Bishop Alfred A. Owens Jr. will be installed leader of Mount Calvary Holy Churches of America during the denomination’s 80th convocation being held this week in the nation’s capital.
Owens, who with his wife, Susie, pastor 8,000-member Greater Mount Calvary Holy Church in Washington, D.C., was appointed presiding prelate of the denomination last year and will be consecrated to his new post on Thursday.
He succeeds Bishop Harold I. Williams, who stepped down last year after leading the organization since 1972. Williams, who selected Owens to succeed him, now serves as presiding prelate emeritus.
“My vision for the future of Mount Calvary is to see it grow and develop into a unified body that continues to reach the lost, that continues to be on the cutting edge of social issues, that continues to feed the hungry,” Owens told Charisma. “Not just a Pentecostal church that reaches the four walls of the church but … that reaches into the community as well.”
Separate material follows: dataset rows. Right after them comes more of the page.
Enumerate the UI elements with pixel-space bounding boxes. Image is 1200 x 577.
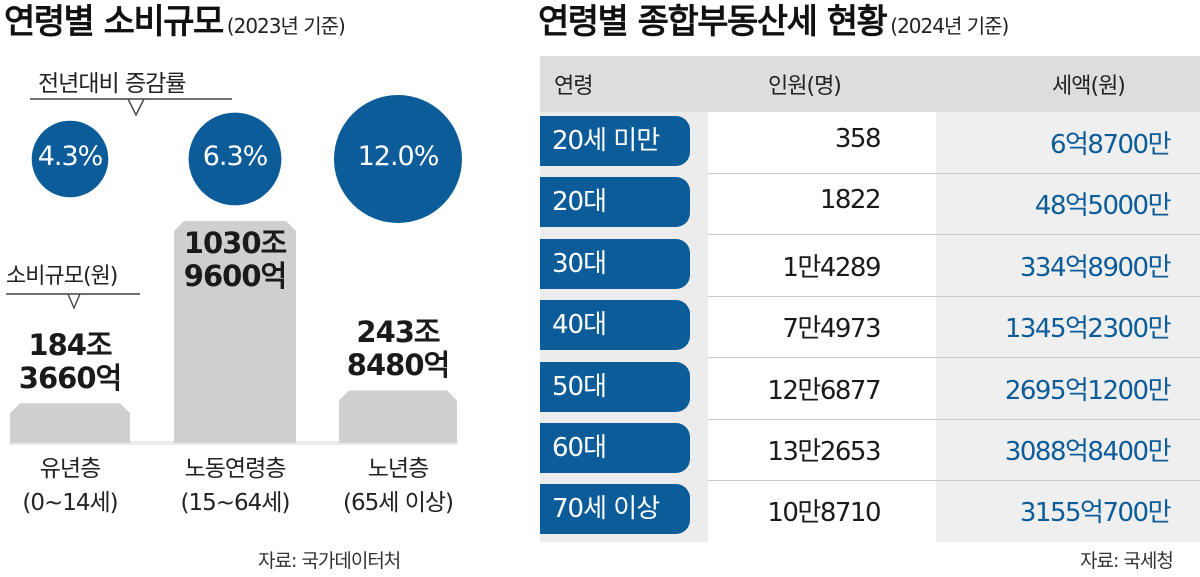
- age-badge: 20세 미만: [540, 116, 690, 166]
- table-row: 50대 12만6877 2695억1200만: [540, 358, 1200, 420]
- category-range: (15~64세): [180, 490, 291, 516]
- row-divider: [708, 418, 1200, 420]
- growth-rate-callout: 전년대비 증감률: [38, 71, 186, 97]
- category-range: (0~14세): [22, 490, 118, 516]
- growth-bubble: [188, 112, 282, 206]
- right-source: 자료: 국세청: [1080, 550, 1174, 572]
- bar-value-label: 243조 8480억: [346, 315, 450, 383]
- table-row: 60대 13만2653 3088억8400만: [540, 419, 1200, 481]
- header-people: 인원(명): [768, 74, 842, 99]
- table-row: 40대 7만4973 1345억2300만: [540, 296, 1200, 359]
- people-count: 1822: [819, 185, 882, 216]
- consumption-bar: [10, 403, 130, 443]
- left-source: 자료: 국가데이터처: [258, 550, 401, 572]
- consumption-size-callout: 소비규모(원): [6, 264, 118, 289]
- header-tax: 세액(원): [1052, 74, 1126, 99]
- age-badge: 60대: [540, 423, 690, 473]
- size-callout-pointer: [6, 293, 140, 310]
- people-column-bg: [708, 56, 936, 542]
- left-chart-title: 연령별 소비규모 (2023년 기준): [4, 0, 346, 48]
- right-table-title-text: 연령별 종합부동산세 현황: [538, 2, 888, 42]
- row-divider: [708, 357, 1200, 359]
- table-row: 20대 1822 48억5000만: [540, 173, 1200, 236]
- category-label: 노동연령층 (15~64세): [150, 452, 320, 520]
- category-name: 노년층: [367, 456, 429, 482]
- consumption-bar: [174, 221, 296, 443]
- tax-column-bg: [936, 56, 1200, 542]
- growth-bubble: [334, 95, 462, 223]
- consumption-bar: [339, 390, 457, 443]
- right-table-subtitle: (2024년 기준): [890, 14, 1009, 38]
- growth-rate-label: 4.3%: [37, 141, 104, 172]
- growth-rate-label: 12.0%: [357, 141, 440, 172]
- table-row: 30대 1만4289 334억8900만: [540, 235, 1200, 297]
- left-chart-subtitle: (2023년 기준): [226, 14, 346, 38]
- row-divider: [708, 173, 1200, 174]
- table-header: 연령 인원(명) 세액(원): [540, 56, 1200, 112]
- table-row: 70세 이상 10만8710 3155억700만: [540, 480, 1200, 542]
- people-count: 7만4973: [782, 314, 881, 345]
- people-count: 1만4289: [782, 252, 881, 283]
- age-badge: 70세 이상: [540, 484, 690, 535]
- growth-rate-label: 6.3%: [202, 141, 269, 172]
- row-divider: [708, 234, 1200, 236]
- bar-value-label: 1030조 9600억: [183, 226, 287, 293]
- age-badge: 50대: [540, 361, 690, 412]
- tax-amount: 2695억1200만: [1004, 375, 1172, 406]
- table-row: 20세 미만 358 6억8700만: [540, 112, 1200, 174]
- right-table-title: 연령별 종합부동산세 현황 (2024년 기준): [538, 0, 1009, 48]
- people-count: 12만6877: [767, 375, 881, 406]
- category-name: 노동연령층: [184, 456, 287, 482]
- people-count: 10만8710: [767, 498, 881, 529]
- tax-amount: 48억5000만: [1034, 191, 1172, 222]
- age-badge: 40대: [540, 300, 690, 351]
- growth-bubble: [31, 120, 109, 198]
- category-name: 유년층: [39, 456, 101, 482]
- left-chart-title-text: 연령별 소비규모: [4, 2, 224, 42]
- consumption-chart-svg: [6, 95, 462, 445]
- tax-amount: 6억8700만: [1049, 130, 1172, 160]
- category-range: (65세 이상): [342, 490, 454, 516]
- row-divider: [708, 295, 1200, 297]
- tax-amount: 3088억8400만: [1004, 437, 1172, 467]
- tax-amount: 334억8900만: [1019, 252, 1172, 283]
- people-count: 358: [834, 124, 882, 154]
- bar-value-label: 184조 3660억: [18, 328, 122, 396]
- category-label: 노년층 (65세 이상): [313, 452, 483, 520]
- people-count: 13만2653: [767, 437, 881, 467]
- property-tax-table: 연령 인원(명) 세액(원) 20세 미만 358 6억8700만 20대 1822 48…: [540, 56, 1200, 542]
- tax-amount: 1345억2300만: [1004, 314, 1172, 345]
- tax-amount: 3155억700만: [1019, 498, 1172, 529]
- growth-callout-pointer: [30, 98, 232, 117]
- row-divider: [708, 480, 1200, 481]
- header-age: 연령: [554, 74, 593, 99]
- age-badge: 20대: [540, 177, 690, 228]
- age-badge: 30대: [540, 238, 690, 289]
- category-label: 유년층 (0~14세): [0, 452, 155, 520]
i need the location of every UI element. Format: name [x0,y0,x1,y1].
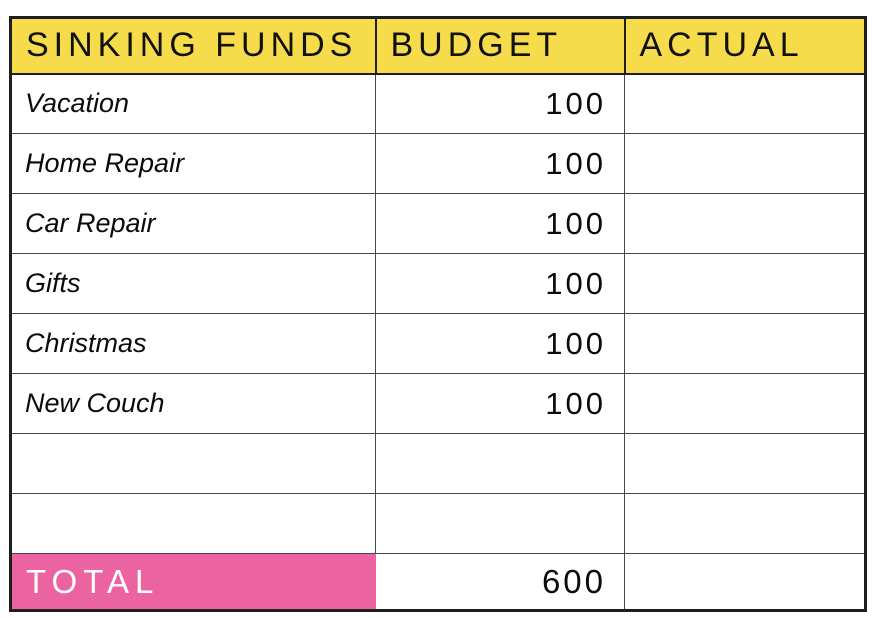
total-budget-value: 600 [375,553,625,611]
budget-value-cell: 100 [375,73,625,134]
table-header-row: SINKING FUNDS BUDGET ACTUAL [9,16,867,75]
fund-name-cell: New Couch [10,373,376,434]
fund-name-cell: Christmas [10,313,376,374]
total-row: TOTAL 600 [10,553,866,612]
column-header-sinking-funds: SINKING FUNDS [9,16,377,75]
sinking-funds-table: SINKING FUNDS BUDGET ACTUAL Vacation 100… [9,16,867,612]
table-row-empty [10,493,866,554]
actual-value-cell [624,493,866,554]
budget-value-cell: 100 [375,253,625,314]
fund-name-cell [10,433,376,494]
fund-name-cell: Home Repair [10,133,376,194]
total-actual-value [624,553,866,611]
column-header-actual: ACTUAL [623,16,867,75]
table-row: Gifts 100 [10,253,866,314]
budget-value-cell: 100 [375,313,625,374]
table-row: Home Repair 100 [10,133,866,194]
actual-value-cell [624,373,866,434]
fund-name-cell: Car Repair [10,193,376,254]
total-label: TOTAL [10,553,376,612]
budget-value-cell [375,493,625,554]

Owens’ congregation is one of the largest in the denomination, which includes 80 churches in the U.S. and 15 abroad. Gospel artist Shirley Caesar, who is married to Williams, is also a pastor within the church.
During the denomination’s 2008 convocation, Owens said returning to the foundation of Pentecostalism—including an emphasis on evangelism, holiness and the baptism in the Holy Spirit—are the keys to church growth.
“The Lord added to the church just by the preaching of the Word,” he said. “Preachers, get back to preaching. And we’ve got to preach the message [that] it’s holiness or hell. That’s how I got saved. I didn’t get saved under no prosperity and name-it-and-claim-it [preaching]. I got saved under the wages of sin is death, but the gift of God is eternal life.”
(See clip of Owens’ sermon below.)
Mount Calvary was incorporated as a denomination in 1929 by Bishop Brumfield Johnson, who left the United Holy Church of America because of its acceptance of female bishops. Mount Calvary permitted women to serve as pastors from its inception and began ordaining women as bishops in 1991.
Before being named presiding bishop, Owens had served as vice bishop of the church since 2001. He is also dean of the Joint College of African-American Pentecostal Bishops, an organization unaffiliated with the denomination that offers training to newly appointed Pentecostal bishops in both ministry and healthy family development.
Bishop J. Delano Ellis, president of the Joint College, will oversee the consecration service Thursday with Williams. Bishop T.D. Jakes of The Potter’s House in Dallas and Bishop Kenneth Ulmer of Faithful Central Bible Church in Los Angels also will participate in the convocation, which begins Tuesday.